Why don't all AS cases with Sacroilitis progress to spinal disease?


Although the HLA-B27 gene is associated with the severity of bone inflammation in the sacroiliac joints, it is intriguing to note that it does not automatically tally with spinal inflammation which appears to be key for disease progression and spinal fusion.

The answer to this important question is not known and we only have theories on this page.

This is the full length spine and sacroiliac joint component of the spine as viewed from the side (lateral view). The sacroiliac joint is inside the blue circle. Sacroiliitis is not necessarily associated with spinal involvement which is discussed on this page.

Theories for non-progression of sacroiliitis to spinal inflammation

It is possible that some patients may be protected from potential pre disposing microdamage related entheseal lesions in the spine thus preventing the initiation of new lesions at that site. The available evidence from some occupations being more linked to disease progression supports the microdamage theory [1].

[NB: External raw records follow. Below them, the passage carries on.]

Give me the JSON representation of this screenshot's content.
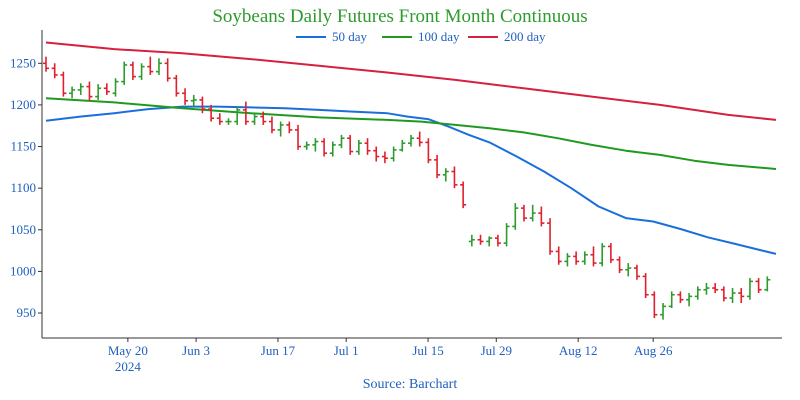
{
  "chart_data": {
    "type": "line",
    "title": "Soybeans Daily Futures Front Month Continuous",
    "source": "Source: Barchart",
    "legend_position": "top-center",
    "colors": {
      "up": "#2e9b2e",
      "down": "#e0202d",
      "ma50": "#1a6fdb",
      "ma100": "#1f9a1f",
      "ma200": "#d6203f"
    },
    "yaxis": {
      "min": 920,
      "max": 1290,
      "ticks": [
        950,
        1000,
        1050,
        1100,
        1150,
        1200,
        1250
      ]
    },
    "xaxis": {
      "min": 0,
      "max": 107,
      "ticks": [
        {
          "x": 12,
          "label": "May 20",
          "sublabel": "2024"
        },
        {
          "x": 22,
          "label": "Jun 3",
          "sublabel": ""
        },
        {
          "x": 34,
          "label": "Jun 17",
          "sublabel": ""
        },
        {
          "x": 44,
          "label": "Jul 1",
          "sublabel": ""
        },
        {
          "x": 56,
          "label": "Jul 15",
          "sublabel": ""
        },
        {
          "x": 66,
          "label": "Jul 29",
          "sublabel": ""
        },
        {
          "x": 78,
          "label": "Aug 12",
          "sublabel": ""
        },
        {
          "x": 89,
          "label": "Aug 26",
          "sublabel": ""
        }
      ]
    },
    "series": [
      {
        "name": "50 day",
        "key": "ma50",
        "points": [
          [
            0,
            1181
          ],
          [
            5,
            1186
          ],
          [
            10,
            1190
          ],
          [
            15,
            1195
          ],
          [
            20,
            1198
          ],
          [
            25,
            1198
          ],
          [
            30,
            1197
          ],
          [
            35,
            1196
          ],
          [
            40,
            1194
          ],
          [
            45,
            1192
          ],
          [
            50,
            1190
          ],
          [
            53,
            1186
          ],
          [
            56,
            1183
          ],
          [
            59,
            1174
          ],
          [
            62,
            1164
          ],
          [
            65,
            1155
          ],
          [
            69,
            1138
          ],
          [
            73,
            1120
          ],
          [
            77,
            1100
          ],
          [
            81,
            1078
          ],
          [
            85,
            1064
          ],
          [
            89,
            1060
          ],
          [
            93,
            1051
          ],
          [
            97,
            1041
          ],
          [
            101,
            1033
          ],
          [
            105,
            1025
          ],
          [
            107,
            1021
          ]
        ]
      },
      {
        "name": "100 day",
        "key": "ma100",
        "points": [
          [
            0,
            1208
          ],
          [
            10,
            1203
          ],
          [
            20,
            1196
          ],
          [
            30,
            1190
          ],
          [
            40,
            1185
          ],
          [
            50,
            1182
          ],
          [
            55,
            1180
          ],
          [
            60,
            1176
          ],
          [
            65,
            1172
          ],
          [
            70,
            1167
          ],
          [
            75,
            1160
          ],
          [
            80,
            1152
          ],
          [
            85,
            1145
          ],
          [
            90,
            1140
          ],
          [
            95,
            1133
          ],
          [
            100,
            1128
          ],
          [
            107,
            1123
          ]
        ]
      },
      {
        "name": "200 day",
        "key": "ma200",
        "points": [
          [
            0,
            1275
          ],
          [
            10,
            1267
          ],
          [
            20,
            1262
          ],
          [
            30,
            1255
          ],
          [
            40,
            1247
          ],
          [
            50,
            1239
          ],
          [
            60,
            1230
          ],
          [
            70,
            1220
          ],
          [
            80,
            1210
          ],
          [
            90,
            1200
          ],
          [
            100,
            1188
          ],
          [
            107,
            1182
          ]
        ]
      }
    ],
    "ohlc": [
      [
        0,
        1250,
        1258,
        1240,
        1244
      ],
      [
        1,
        1244,
        1250,
        1232,
        1236
      ],
      [
        2,
        1236,
        1240,
        1210,
        1214
      ],
      [
        3,
        1214,
        1222,
        1208,
        1218
      ],
      [
        4,
        1218,
        1226,
        1212,
        1222
      ],
      [
        5,
        1222,
        1228,
        1205,
        1210
      ],
      [
        6,
        1210,
        1225,
        1206,
        1220
      ],
      [
        7,
        1220,
        1226,
        1212,
        1216
      ],
      [
        8,
        1214,
        1232,
        1210,
        1228
      ],
      [
        9,
        1228,
        1252,
        1224,
        1248
      ],
      [
        10,
        1248,
        1252,
        1230,
        1234
      ],
      [
        11,
        1234,
        1250,
        1230,
        1246
      ],
      [
        12,
        1246,
        1258,
        1236,
        1240
      ],
      [
        13,
        1240,
        1256,
        1236,
        1250
      ],
      [
        14,
        1250,
        1256,
        1228,
        1232
      ],
      [
        15,
        1232,
        1236,
        1210,
        1214
      ],
      [
        16,
        1214,
        1220,
        1200,
        1205
      ],
      [
        17,
        1205,
        1212,
        1198,
        1206
      ],
      [
        18,
        1206,
        1210,
        1190,
        1195
      ],
      [
        19,
        1195,
        1200,
        1180,
        1184
      ],
      [
        20,
        1184,
        1190,
        1176,
        1180
      ],
      [
        21,
        1180,
        1184,
        1176,
        1180
      ],
      [
        22,
        1180,
        1198,
        1176,
        1194
      ],
      [
        23,
        1194,
        1204,
        1176,
        1180
      ],
      [
        24,
        1180,
        1190,
        1176,
        1186
      ],
      [
        25,
        1186,
        1192,
        1176,
        1180
      ],
      [
        26,
        1180,
        1186,
        1166,
        1170
      ],
      [
        27,
        1170,
        1180,
        1162,
        1176
      ],
      [
        28,
        1176,
        1180,
        1166,
        1170
      ],
      [
        29,
        1170,
        1176,
        1146,
        1150
      ],
      [
        30,
        1150,
        1156,
        1146,
        1152
      ],
      [
        31,
        1152,
        1160,
        1144,
        1156
      ],
      [
        32,
        1156,
        1160,
        1138,
        1142
      ],
      [
        33,
        1142,
        1156,
        1138,
        1152
      ],
      [
        34,
        1152,
        1164,
        1148,
        1160
      ],
      [
        35,
        1160,
        1164,
        1140,
        1144
      ],
      [
        36,
        1144,
        1158,
        1140,
        1154
      ],
      [
        37,
        1154,
        1160,
        1140,
        1145
      ],
      [
        38,
        1145,
        1150,
        1132,
        1138
      ],
      [
        39,
        1138,
        1144,
        1130,
        1136
      ],
      [
        40,
        1136,
        1150,
        1132,
        1146
      ],
      [
        41,
        1146,
        1158,
        1144,
        1154
      ],
      [
        42,
        1154,
        1164,
        1150,
        1160
      ],
      [
        43,
        1160,
        1168,
        1150,
        1155
      ],
      [
        44,
        1155,
        1160,
        1130,
        1134
      ],
      [
        45,
        1134,
        1140,
        1112,
        1116
      ],
      [
        46,
        1116,
        1124,
        1108,
        1120
      ],
      [
        47,
        1120,
        1126,
        1100,
        1104
      ],
      [
        48,
        1104,
        1108,
        1076,
        1080
      ],
      [
        49,
        1036,
        1044,
        1030,
        1038
      ],
      [
        50,
        1038,
        1044,
        1032,
        1036
      ],
      [
        51,
        1036,
        1042,
        1030,
        1040
      ],
      [
        52,
        1040,
        1044,
        1030,
        1034
      ],
      [
        53,
        1034,
        1058,
        1030,
        1054
      ],
      [
        54,
        1054,
        1082,
        1050,
        1076
      ],
      [
        55,
        1076,
        1080,
        1060,
        1064
      ],
      [
        56,
        1064,
        1080,
        1060,
        1070
      ],
      [
        57,
        1070,
        1078,
        1054,
        1058
      ],
      [
        58,
        1058,
        1064,
        1020,
        1024
      ],
      [
        59,
        1024,
        1030,
        1008,
        1012
      ],
      [
        60,
        1012,
        1022,
        1006,
        1018
      ],
      [
        61,
        1018,
        1024,
        1008,
        1012
      ],
      [
        62,
        1012,
        1024,
        1008,
        1020
      ],
      [
        63,
        1020,
        1030,
        1006,
        1010
      ],
      [
        64,
        1010,
        1034,
        1006,
        1030
      ],
      [
        65,
        1030,
        1034,
        1010,
        1014
      ],
      [
        66,
        1014,
        1018,
        998,
        1002
      ],
      [
        67,
        1002,
        1010,
        994,
        1004
      ],
      [
        68,
        1004,
        1008,
        990,
        994
      ],
      [
        69,
        994,
        998,
        968,
        972
      ],
      [
        70,
        972,
        976,
        944,
        948
      ],
      [
        71,
        948,
        962,
        942,
        958
      ],
      [
        72,
        958,
        976,
        956,
        972
      ],
      [
        73,
        972,
        976,
        962,
        966
      ],
      [
        74,
        966,
        974,
        958,
        970
      ],
      [
        75,
        970,
        982,
        966,
        978
      ],
      [
        76,
        978,
        986,
        972,
        980
      ],
      [
        77,
        980,
        986,
        974,
        978
      ],
      [
        78,
        978,
        982,
        964,
        968
      ],
      [
        79,
        968,
        980,
        962,
        974
      ],
      [
        80,
        974,
        980,
        962,
        970
      ],
      [
        81,
        970,
        992,
        966,
        988
      ],
      [
        82,
        988,
        992,
        974,
        978
      ],
      [
        83,
        978,
        994,
        976,
        990
      ]
    ]
  }
}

Immunomodulation or an ability to dampen down immune system T cell response could develop to lessen the inflammatory reaction following the initial sacroilitis. In the setting of chronic T cell immune activation against viruses, the T cells can become exhausted. Exhaustion of T cells, whose role remains to be proven beyond doubt in AS, is currently difficult to evaluate.

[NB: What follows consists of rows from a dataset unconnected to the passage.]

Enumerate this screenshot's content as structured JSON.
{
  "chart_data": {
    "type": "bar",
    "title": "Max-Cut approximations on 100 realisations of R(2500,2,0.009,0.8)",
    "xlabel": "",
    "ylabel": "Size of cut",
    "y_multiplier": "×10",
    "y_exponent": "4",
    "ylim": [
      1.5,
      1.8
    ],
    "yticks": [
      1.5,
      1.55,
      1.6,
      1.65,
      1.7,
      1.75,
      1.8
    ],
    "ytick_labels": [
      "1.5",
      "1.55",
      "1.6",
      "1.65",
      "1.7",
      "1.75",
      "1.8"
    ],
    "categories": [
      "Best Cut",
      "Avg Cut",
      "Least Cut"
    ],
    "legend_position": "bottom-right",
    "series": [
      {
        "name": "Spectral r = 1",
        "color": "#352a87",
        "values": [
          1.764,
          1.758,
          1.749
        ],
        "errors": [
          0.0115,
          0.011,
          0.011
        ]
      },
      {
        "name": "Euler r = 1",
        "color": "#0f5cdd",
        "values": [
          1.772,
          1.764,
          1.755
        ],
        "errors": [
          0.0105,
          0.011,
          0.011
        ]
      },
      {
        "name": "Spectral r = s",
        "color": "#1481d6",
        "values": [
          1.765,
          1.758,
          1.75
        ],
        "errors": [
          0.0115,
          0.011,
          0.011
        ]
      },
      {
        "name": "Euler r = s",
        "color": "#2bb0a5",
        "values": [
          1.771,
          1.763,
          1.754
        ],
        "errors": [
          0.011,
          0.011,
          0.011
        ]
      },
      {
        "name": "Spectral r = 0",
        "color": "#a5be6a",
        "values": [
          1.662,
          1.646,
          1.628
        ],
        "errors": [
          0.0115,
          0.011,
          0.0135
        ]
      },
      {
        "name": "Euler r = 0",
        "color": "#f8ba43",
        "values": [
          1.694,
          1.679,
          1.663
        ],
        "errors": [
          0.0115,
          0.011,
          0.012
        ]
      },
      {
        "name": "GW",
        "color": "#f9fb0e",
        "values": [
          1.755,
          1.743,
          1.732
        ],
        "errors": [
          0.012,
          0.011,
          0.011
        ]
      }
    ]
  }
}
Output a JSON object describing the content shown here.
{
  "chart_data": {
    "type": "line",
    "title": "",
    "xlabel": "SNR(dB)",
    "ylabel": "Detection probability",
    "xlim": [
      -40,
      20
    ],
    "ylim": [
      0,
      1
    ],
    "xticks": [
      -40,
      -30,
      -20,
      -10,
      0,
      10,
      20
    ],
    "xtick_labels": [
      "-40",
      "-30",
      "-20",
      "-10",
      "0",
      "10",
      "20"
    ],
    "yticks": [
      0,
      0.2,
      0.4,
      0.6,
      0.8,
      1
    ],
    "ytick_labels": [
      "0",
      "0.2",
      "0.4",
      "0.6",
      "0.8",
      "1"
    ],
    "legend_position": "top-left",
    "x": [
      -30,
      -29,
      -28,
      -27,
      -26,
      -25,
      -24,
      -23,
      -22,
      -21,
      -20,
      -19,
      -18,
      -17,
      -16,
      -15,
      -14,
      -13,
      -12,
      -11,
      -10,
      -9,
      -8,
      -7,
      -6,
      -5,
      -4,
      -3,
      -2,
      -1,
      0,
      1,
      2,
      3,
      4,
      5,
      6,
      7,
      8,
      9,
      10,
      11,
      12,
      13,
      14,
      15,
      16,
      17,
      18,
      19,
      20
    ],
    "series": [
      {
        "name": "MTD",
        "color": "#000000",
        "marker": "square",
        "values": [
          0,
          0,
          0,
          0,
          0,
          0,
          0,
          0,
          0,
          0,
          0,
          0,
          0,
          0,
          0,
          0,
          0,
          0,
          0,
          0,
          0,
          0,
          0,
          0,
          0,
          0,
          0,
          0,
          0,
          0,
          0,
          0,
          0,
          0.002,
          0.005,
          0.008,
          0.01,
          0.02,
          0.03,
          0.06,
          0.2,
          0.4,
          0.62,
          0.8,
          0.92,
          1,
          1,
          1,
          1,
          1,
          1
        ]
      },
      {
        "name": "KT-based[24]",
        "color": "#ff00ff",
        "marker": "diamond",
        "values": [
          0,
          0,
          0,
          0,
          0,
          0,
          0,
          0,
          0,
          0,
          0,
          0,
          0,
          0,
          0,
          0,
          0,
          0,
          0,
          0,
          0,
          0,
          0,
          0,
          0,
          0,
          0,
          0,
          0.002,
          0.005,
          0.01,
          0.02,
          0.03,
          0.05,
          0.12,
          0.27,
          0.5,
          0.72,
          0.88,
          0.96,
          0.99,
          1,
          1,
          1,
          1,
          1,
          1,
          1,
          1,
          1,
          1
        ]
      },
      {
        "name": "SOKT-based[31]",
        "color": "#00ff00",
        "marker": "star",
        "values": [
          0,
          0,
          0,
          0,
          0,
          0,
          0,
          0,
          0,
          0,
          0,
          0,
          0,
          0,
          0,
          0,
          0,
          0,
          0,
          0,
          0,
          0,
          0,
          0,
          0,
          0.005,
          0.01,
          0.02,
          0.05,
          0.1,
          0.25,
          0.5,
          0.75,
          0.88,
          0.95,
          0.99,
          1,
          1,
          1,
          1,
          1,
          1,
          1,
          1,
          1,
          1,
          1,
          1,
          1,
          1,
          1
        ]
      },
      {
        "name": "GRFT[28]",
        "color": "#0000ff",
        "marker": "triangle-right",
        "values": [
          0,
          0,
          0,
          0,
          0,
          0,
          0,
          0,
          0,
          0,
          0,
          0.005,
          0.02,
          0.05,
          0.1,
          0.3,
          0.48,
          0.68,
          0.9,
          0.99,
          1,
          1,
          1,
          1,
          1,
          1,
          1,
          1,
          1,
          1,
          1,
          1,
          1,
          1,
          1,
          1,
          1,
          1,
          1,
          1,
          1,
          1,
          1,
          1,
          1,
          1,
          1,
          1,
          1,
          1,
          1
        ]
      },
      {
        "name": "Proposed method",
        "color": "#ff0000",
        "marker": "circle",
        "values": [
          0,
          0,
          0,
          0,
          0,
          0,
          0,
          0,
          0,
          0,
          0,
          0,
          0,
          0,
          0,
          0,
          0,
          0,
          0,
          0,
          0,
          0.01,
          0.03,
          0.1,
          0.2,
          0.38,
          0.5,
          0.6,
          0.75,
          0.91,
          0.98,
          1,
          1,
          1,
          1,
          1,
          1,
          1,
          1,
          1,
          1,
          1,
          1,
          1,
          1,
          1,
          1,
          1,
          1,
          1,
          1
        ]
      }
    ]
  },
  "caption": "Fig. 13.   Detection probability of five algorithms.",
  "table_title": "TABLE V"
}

Another possibility is that inciting antigens such as in a Reactive arthritis are eventually cleared and the disease process burns out. According to this theory some people have a disease driven by a specific germ that once cleared leads to disease non-progression. In the case of Reactive arthritis, which can manifest as an AS type disease, studies have shown that clearing inciting bacteria with antibiotic therapy can switch off disease [2]. However, this has been shown for peripheral joints and not the spine.

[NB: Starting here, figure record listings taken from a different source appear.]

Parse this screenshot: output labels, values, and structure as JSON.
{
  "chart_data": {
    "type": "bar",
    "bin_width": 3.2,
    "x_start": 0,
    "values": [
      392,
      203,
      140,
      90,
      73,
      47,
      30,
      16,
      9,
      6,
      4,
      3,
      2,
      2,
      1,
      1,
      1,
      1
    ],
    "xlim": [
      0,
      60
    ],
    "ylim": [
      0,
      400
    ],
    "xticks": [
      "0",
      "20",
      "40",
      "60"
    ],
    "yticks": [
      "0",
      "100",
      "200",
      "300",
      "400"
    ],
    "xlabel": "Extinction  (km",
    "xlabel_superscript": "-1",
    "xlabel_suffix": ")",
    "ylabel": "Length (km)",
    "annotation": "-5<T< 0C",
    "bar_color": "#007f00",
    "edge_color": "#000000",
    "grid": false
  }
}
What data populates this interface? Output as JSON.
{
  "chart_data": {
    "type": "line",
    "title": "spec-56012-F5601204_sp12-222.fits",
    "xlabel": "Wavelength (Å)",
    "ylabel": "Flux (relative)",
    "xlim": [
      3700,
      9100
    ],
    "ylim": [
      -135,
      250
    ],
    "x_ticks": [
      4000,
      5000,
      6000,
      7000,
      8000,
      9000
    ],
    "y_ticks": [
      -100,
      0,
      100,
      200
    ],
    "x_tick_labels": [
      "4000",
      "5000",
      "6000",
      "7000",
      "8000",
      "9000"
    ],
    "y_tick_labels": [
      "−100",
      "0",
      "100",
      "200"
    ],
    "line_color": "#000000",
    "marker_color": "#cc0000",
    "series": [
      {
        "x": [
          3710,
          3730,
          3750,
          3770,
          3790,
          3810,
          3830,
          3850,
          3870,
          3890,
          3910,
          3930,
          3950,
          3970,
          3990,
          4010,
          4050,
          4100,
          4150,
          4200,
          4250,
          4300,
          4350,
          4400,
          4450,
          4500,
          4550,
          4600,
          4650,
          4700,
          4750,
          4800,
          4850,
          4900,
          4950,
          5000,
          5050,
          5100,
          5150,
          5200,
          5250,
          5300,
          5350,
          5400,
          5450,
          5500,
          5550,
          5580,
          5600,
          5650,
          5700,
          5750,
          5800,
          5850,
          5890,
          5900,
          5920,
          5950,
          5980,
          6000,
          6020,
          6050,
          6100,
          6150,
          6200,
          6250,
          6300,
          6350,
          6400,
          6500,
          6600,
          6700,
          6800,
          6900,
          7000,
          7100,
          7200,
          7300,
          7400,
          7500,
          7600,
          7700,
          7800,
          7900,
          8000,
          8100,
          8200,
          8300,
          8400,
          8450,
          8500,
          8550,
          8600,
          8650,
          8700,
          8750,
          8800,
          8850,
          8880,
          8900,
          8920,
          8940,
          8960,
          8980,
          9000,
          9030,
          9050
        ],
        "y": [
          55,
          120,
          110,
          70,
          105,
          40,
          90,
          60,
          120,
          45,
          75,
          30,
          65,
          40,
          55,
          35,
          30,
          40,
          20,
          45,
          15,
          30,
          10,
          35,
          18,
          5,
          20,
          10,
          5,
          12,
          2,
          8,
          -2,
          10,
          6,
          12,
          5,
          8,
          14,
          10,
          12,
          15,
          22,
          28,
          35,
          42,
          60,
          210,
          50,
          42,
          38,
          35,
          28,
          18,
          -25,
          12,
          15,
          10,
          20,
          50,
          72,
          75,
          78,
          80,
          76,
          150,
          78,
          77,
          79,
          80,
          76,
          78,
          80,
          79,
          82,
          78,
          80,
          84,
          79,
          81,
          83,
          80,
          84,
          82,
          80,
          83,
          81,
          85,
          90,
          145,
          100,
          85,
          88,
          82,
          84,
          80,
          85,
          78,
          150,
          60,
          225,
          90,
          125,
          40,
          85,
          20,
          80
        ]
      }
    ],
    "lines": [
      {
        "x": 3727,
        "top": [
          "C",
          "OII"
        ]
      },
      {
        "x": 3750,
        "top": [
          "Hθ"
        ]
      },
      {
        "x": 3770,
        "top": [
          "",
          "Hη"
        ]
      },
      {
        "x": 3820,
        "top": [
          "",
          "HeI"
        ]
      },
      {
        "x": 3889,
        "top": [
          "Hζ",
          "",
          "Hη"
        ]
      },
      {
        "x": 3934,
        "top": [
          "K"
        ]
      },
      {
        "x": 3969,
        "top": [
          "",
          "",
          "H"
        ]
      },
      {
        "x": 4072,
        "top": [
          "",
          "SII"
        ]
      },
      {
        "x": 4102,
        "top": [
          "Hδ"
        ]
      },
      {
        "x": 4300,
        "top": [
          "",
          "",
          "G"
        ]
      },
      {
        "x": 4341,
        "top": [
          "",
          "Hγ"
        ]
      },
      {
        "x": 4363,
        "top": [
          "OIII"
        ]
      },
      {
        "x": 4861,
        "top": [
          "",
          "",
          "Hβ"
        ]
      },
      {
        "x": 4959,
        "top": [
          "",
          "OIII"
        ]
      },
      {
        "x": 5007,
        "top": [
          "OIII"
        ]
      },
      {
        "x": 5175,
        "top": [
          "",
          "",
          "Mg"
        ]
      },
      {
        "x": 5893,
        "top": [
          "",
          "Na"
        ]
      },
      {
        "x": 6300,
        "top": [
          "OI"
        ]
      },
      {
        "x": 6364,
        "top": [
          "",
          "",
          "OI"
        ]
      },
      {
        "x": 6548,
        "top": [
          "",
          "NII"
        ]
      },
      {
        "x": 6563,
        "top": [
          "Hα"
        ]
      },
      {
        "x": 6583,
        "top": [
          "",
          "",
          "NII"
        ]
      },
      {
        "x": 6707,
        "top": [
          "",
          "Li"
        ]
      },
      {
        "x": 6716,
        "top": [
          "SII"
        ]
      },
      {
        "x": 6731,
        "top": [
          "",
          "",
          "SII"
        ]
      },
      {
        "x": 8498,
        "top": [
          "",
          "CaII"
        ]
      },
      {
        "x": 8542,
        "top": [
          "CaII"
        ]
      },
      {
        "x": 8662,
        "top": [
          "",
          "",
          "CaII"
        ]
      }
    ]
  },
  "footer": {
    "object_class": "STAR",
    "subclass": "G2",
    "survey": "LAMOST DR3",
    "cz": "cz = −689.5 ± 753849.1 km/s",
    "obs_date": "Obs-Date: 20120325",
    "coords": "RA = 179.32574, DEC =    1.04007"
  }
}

An alternative explanation is down to differences in related gene expression in the spine and sacroiliac joint. There is no evidence for this so far.

It is likely that more than one mechanism may account for these differences.


1. Arthritis Rheum. 2008 Jun 15;59(6):822-32. doi: 10.1002/art.23704. Occupational physical activities and long-term functional and radiographic outcomes in patients with ankylosing spondylitis. Ward MM, Reveille JD, Learch TJ, Davis JC Jr, Weisman MH.
2. Arthritis Rheum. 2010 May;62(5):1298-307. doi: 10.1002/art.27394. Combination antibiotics as a treatment for chronic Chlamydia-induced reactive arthritis: a double-blind, placebo-controlled, prospective trial. Carter JD, Espinoza LR, Inman RD, Sneed KB, Ricca LR, Vasey FB, Valeriano J, Stanich JA, Oszust C, Gerard HC, Hudson AP.